天文ガイド 惑星の近況 2020年4月号 (No.241)

堀川邦昭、安達誠


日没後の南西天では金星が輝いています。 一方、明け方の空には、4時台に火星が昇ってきます。 また、日の出直前には合を過ぎた木星が姿を見せるようになり、新しい観測シーズンが始まりました。

ここでは2月初めまでの惑星面についてまとめます。 この記事中では、日時は世界時(UT)、画像は南を上にしています。

火星

火星は2月になると、視直径はほぼ5秒になりました。 筆者(安達)は眼視での観測をしていますが、400倍かけられる光学系であれば、気流がよければ模様を見ることができます。 依然として明け方の地平高度は30°くらいですが、非常によく撮れた画像が集まってきています。

火星の季節を現すLsは、2月1日で145°と、南半球は冬至を過ぎ、次第に春めいてきています。 北極冠は最小の状態になっています。 まだ、北極点が見える位置のため、図1のように永久北極冠が画像に記録されています。

この時期はヘラス盆地に白雲が広がる季節で、画像には白く明るいヘラスの姿が記録されています。 また、氷晶雲といって低緯度地方の上空を東西に帯のように広がる雲が見えますが、これも画像に記録されています。 このような小さな火星で記録されているのは驚きです。

北極冠が小さくなった時には、北極域に北極の冷気が引き金になって極付近にダストストームがよく起こります。 1月13日に、熊森照明氏(大阪府)がシルチスの北側にダストベールのような黄色くなったリムを記録していますが、15日と17日にクライド・フォスター(Clyde Foster)氏が、黄色くベールに覆われた北極を記録しました。 赤外画像では写りますが、緑光像では記録できないことからそれが分かります。

これからは、南極部が見えてきます。 南極フードの下に見える南極冠の出現を待ちましょう。

[図1] 火星の永久北極冠
一番下の小さな白点が北極冠。左のユートピアはダストベールに覆われて淡い。撮像:クライド・フォスター氏(南アフリカ、35cm)
[図2] ヘラスの白雲
上部の大きな白い領域がヘラスに広がる白雲。撮像:熊森照明氏(大阪府、35cm)

木星

2020シーズンの木星はいて座にあり、衝は7月14日です。 南中高度は最大でも33°で昨年とほとんど変わりませんが、夏に近づいた分、好シーイングを期待できそうです。

今シーズンの最初の観測は、カリブ海・キュラソー島のエリック・シューセンバッハ(Eric Sussenbach)氏と、ブラジルのビニシウス・マーティンス(Vinicius Martins)氏による1月25日の木星でした。 赤みのとても強い大赤斑(GRS)や北部が淡化した南赤道縞(SEB)など、昨シーズン末と概ね変わらない様相です。 大赤斑の経度もII=323°で、ほとんど変わっていません。 北赤道縞(NEB)は北縁の凹凸がなくなり、やや細くなったように感じます。 南縁には大きな青い暗部が並び、フェストゥーン(festoon)が目立っています。 赤道帯(EZ)北部の薄茶色は、まだ残っているものの、だいぶ薄れたようです。

A5aとA7が合体!

合直前の12月26日、24回目の近木点通過(PJ24)を迎えた木星探査機ジュノーが、南南温帯縞(SSTB)の高気圧的白斑(AWO)であるA5aとA7の合体という、衝撃的な瞬間を捉えました。 公開された画像では、永続白斑BAのすぐ南でA5aがA7が接触し、白い雲が両者に巻き付いている様子が見られます。 AWOの合体は数日で終わる場合が多いので、53日周期の近木点通過に重なるのは、まさに奇跡です。
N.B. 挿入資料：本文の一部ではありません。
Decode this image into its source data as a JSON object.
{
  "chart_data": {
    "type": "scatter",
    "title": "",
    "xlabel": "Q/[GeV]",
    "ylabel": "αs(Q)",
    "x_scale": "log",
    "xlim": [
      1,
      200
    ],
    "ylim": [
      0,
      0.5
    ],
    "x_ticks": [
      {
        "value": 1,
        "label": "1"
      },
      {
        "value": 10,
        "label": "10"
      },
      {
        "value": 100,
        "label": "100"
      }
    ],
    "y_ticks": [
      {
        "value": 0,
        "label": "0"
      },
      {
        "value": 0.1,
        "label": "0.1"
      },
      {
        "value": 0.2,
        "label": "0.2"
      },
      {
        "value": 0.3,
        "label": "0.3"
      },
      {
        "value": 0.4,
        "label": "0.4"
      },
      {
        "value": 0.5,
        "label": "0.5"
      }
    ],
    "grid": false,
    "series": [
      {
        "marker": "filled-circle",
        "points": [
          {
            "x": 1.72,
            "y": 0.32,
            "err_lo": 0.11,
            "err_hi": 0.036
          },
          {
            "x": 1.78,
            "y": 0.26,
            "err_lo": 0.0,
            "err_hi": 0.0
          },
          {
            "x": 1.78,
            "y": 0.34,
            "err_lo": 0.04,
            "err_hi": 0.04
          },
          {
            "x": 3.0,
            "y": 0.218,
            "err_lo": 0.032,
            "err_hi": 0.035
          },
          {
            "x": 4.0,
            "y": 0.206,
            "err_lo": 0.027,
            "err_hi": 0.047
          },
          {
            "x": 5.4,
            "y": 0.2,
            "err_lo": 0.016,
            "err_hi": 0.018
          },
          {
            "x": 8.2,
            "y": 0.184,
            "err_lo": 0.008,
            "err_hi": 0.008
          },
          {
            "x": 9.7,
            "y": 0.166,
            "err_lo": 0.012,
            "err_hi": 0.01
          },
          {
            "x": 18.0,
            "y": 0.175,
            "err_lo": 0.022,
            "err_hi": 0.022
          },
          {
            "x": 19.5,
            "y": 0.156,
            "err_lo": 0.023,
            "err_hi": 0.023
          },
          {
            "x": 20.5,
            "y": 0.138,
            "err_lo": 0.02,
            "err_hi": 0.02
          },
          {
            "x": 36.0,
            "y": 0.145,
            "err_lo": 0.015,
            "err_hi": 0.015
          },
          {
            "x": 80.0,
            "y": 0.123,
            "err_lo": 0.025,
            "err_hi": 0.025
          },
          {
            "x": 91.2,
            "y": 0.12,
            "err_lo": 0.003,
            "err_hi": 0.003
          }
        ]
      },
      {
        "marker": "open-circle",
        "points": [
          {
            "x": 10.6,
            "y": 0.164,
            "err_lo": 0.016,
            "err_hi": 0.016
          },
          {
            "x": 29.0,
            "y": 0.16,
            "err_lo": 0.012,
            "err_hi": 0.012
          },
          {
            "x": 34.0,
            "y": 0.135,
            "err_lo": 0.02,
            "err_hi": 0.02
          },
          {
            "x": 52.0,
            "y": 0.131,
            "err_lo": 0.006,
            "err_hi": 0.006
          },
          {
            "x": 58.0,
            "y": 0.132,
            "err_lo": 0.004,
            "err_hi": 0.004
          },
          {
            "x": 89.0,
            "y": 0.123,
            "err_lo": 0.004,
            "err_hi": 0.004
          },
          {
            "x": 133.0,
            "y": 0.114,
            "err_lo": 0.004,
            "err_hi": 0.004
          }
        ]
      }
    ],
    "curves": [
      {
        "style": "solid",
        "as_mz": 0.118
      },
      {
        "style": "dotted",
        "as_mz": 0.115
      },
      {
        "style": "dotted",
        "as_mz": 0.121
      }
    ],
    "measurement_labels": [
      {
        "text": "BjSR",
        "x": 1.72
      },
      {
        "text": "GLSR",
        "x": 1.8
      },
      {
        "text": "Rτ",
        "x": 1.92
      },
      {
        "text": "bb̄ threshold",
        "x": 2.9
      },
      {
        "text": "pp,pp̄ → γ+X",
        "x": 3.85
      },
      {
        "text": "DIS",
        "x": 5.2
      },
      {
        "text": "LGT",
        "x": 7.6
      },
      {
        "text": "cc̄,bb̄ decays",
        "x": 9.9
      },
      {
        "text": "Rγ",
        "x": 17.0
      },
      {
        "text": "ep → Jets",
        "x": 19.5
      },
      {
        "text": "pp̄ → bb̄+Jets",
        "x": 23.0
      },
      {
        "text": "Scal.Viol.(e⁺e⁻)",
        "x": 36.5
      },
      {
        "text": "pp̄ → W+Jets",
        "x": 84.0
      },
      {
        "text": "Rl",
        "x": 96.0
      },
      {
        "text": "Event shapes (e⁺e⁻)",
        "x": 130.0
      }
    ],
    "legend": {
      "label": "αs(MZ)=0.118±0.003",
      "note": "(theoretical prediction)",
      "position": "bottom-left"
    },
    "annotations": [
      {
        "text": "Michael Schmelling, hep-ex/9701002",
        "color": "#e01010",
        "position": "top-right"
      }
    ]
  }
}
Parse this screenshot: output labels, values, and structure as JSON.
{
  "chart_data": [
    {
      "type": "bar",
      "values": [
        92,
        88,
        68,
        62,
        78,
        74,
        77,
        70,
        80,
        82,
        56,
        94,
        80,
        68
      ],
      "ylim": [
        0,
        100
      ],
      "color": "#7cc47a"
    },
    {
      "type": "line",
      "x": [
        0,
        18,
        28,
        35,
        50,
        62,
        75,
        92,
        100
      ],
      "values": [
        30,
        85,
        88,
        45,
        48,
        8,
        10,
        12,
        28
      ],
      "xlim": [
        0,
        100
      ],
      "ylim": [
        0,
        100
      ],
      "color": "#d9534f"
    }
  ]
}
SSTBのAWOの合体は過去に何度か観測されています。 最近では2018年5月にA6とA7が合体しました。 どの例も、永続白斑BA−AWOの会合や大赤斑−BA−AWOの三重会合のタイミングかすぐ後に起きています。 A5aとA7は、昨年何度か接近しましたが、間にあった低気圧的な渦が合体を阻んでいたようです。 BAとの会合によって低気圧的な渦が消失したことが、合体の直接の原因かもしれません。

(左)大赤斑は赤みがとても強い。NEB南縁の暗部とフェストゥーンが目立つ。撮像:エリック・シューセンバッハ氏(オランダ、28cm)。(右)大赤斑前方の様子。SEBには中央組織が伸びる。NEBではリフト活動が見られる。撮像:アンソニー・ウェズレー氏(オーストラリア、33cm)
[図3] 今シーズンの木星面
[図4] 合体しつつあるA5aとA7
月惑星研究会のメールでは、まるで雪ダルマだとか、近接連星の想像図のようだといった声が上がった。下の大きな白斑はBA。NASA/JPL-Caltech/SwRI/MSSS/Kevin M. Gillより。